Symantec Corp. is learning the hard way that rapid turnover in the executive ranks can be expensive.
The world’s largest developer of security software has churned through four chief executive officers in the past five years as it adapts to an industry that’s vastly different from the antivirus-software business it helped pioneer. As a result, Symantec has spent at least $127 million on exit packages for departing senior managers and replacement awards for new ones --- about equal to the combined reported pay given to the CEOs of rivals Palo Alto Networks Inc. and FireEye Inc. over that span, data compiled by Bloomberg show.

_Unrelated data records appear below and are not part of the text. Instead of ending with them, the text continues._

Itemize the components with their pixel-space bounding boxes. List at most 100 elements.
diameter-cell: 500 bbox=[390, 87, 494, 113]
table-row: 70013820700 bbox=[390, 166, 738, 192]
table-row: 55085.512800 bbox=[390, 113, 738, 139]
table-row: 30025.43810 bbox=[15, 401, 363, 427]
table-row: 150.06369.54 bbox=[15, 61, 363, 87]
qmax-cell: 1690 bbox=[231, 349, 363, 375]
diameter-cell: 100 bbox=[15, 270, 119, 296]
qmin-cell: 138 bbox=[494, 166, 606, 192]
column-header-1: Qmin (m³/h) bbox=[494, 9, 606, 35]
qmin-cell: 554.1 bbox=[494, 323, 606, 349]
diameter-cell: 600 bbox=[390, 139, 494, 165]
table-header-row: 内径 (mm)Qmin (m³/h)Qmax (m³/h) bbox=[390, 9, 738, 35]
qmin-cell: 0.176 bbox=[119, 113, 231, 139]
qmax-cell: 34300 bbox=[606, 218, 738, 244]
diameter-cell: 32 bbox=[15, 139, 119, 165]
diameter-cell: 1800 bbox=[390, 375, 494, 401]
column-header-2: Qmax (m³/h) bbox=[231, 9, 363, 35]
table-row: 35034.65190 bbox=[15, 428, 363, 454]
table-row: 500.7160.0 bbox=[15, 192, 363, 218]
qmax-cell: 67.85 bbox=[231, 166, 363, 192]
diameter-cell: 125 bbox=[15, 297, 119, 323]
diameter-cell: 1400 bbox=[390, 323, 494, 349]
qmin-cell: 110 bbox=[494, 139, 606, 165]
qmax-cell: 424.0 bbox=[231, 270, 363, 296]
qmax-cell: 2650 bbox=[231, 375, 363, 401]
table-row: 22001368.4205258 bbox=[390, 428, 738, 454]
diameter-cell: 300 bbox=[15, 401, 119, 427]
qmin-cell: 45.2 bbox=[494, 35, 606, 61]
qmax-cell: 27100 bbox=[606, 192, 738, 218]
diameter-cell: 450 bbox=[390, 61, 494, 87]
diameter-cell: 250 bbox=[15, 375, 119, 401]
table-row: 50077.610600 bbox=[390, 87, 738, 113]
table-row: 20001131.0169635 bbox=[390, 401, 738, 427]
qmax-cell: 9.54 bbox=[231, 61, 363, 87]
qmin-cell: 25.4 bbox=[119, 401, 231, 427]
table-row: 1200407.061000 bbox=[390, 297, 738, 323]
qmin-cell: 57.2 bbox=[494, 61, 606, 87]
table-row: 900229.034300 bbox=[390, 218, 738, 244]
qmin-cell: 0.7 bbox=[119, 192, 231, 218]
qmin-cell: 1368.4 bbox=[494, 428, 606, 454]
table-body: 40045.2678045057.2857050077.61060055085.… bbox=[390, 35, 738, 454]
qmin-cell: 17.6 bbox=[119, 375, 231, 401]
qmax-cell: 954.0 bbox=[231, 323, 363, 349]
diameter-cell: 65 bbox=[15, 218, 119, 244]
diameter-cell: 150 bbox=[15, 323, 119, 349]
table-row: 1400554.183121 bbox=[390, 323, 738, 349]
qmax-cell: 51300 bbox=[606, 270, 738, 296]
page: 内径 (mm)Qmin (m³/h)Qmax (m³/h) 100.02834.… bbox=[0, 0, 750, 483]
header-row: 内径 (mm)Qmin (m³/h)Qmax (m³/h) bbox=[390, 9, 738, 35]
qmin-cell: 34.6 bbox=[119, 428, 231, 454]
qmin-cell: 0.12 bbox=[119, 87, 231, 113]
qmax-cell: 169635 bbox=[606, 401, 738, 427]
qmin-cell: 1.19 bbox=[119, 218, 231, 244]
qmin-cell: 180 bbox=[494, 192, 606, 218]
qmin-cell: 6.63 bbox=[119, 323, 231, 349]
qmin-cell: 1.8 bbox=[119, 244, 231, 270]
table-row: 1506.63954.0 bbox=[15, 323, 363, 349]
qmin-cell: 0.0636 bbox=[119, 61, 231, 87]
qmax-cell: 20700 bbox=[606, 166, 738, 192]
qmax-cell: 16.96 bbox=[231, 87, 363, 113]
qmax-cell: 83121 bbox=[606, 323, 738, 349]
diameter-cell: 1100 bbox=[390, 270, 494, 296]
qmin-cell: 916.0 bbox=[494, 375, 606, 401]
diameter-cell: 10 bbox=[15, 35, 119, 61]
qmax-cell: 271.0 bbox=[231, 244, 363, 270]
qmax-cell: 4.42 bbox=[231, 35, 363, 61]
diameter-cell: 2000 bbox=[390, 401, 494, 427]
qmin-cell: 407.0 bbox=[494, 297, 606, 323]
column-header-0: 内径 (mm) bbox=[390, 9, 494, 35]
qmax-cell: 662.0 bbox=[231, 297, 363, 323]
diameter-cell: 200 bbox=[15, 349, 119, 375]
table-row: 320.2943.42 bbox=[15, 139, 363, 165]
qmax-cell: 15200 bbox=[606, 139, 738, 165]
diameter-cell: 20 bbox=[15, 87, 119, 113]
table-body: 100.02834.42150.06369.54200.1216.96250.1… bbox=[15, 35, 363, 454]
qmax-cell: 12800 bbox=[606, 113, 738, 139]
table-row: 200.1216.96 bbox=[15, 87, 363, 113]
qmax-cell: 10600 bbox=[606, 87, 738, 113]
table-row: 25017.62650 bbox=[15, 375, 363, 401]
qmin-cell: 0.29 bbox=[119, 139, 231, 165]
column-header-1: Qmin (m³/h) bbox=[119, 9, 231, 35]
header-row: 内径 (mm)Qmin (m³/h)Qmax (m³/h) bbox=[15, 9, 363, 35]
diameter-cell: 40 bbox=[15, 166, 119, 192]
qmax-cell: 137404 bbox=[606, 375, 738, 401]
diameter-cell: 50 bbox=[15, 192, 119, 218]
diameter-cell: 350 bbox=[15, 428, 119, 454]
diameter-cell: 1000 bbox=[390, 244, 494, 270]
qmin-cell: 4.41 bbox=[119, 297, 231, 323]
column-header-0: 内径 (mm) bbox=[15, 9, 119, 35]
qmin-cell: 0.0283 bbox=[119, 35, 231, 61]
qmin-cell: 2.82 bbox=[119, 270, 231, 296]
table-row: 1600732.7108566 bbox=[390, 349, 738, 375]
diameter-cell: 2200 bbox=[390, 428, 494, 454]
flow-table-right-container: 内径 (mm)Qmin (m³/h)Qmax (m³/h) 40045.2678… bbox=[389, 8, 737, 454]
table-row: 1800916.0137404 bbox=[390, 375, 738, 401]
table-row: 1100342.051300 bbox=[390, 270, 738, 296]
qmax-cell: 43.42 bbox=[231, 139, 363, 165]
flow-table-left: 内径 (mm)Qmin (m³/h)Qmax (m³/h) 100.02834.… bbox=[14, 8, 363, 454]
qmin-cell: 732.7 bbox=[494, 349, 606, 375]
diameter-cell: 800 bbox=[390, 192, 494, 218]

Symantec shareholders still managed to thrive throughout the management upheaval, starting with the ouster of CEO Enrique Salem in July 2012. The stock has since returned 223 percent, including reinvested dividends, compared with the 137 percent advance for the 68-company S&P 500 Information Technology Index. Last year, the firm cut 10 percent of its workforce, sold its data-storage business and bought security firm Blue Coat Systems for $4.65 billion.
Blue Coat CEO Greg Clark, Chief Financial Officer Nicholas Noviello and Chief Operating Officer Michael Fey kept their roles at the combined company. Symantec replaced equity awards worth at least $62.9 million that the three executives were granted before the deal was completed, according to a July 25 regulatory filing. Most of the awards are tied to performance measures, such as adjusted operating income, and the number of shares to be paid out can increase if targets are exceeded.
“Symantec’s executive compensation model is performance-based and aligns with shareholder interests by ensuring our management team is focused on delivering outstanding performance and generating shareholder value,” the Mountain View, California-based firm said in an emailed statement. “The company has designed the elements of its executive compensation to ensure that the appropriate incentives were in place to drive strong performance through this period of significant change.”
After they were ousted in 2012 for poor company performance, Salem and two other senior managers, Executive Vice President William Robbins and Group President Janice Chaffin, collected a combined $14.4 million in exit payments.
Salem’s successor, Stephen Bennett, was fired after less than two years as the market for personal computers slumped, sales fell and several other executives left the company. Bennett got a $24.3 million exit package.
In 2014, Michael Brown took charge and oversaw the sale of Symantec’s Veritas data-storage unit, a transaction his predecessors deemed too complex to carry out. Brown, who was replaced by Blue Coat’s Clark last August, and Thomas Seifert, who left his job as CFO in November, collected golden parachutes worth $17 million and $8.16 million, respectively.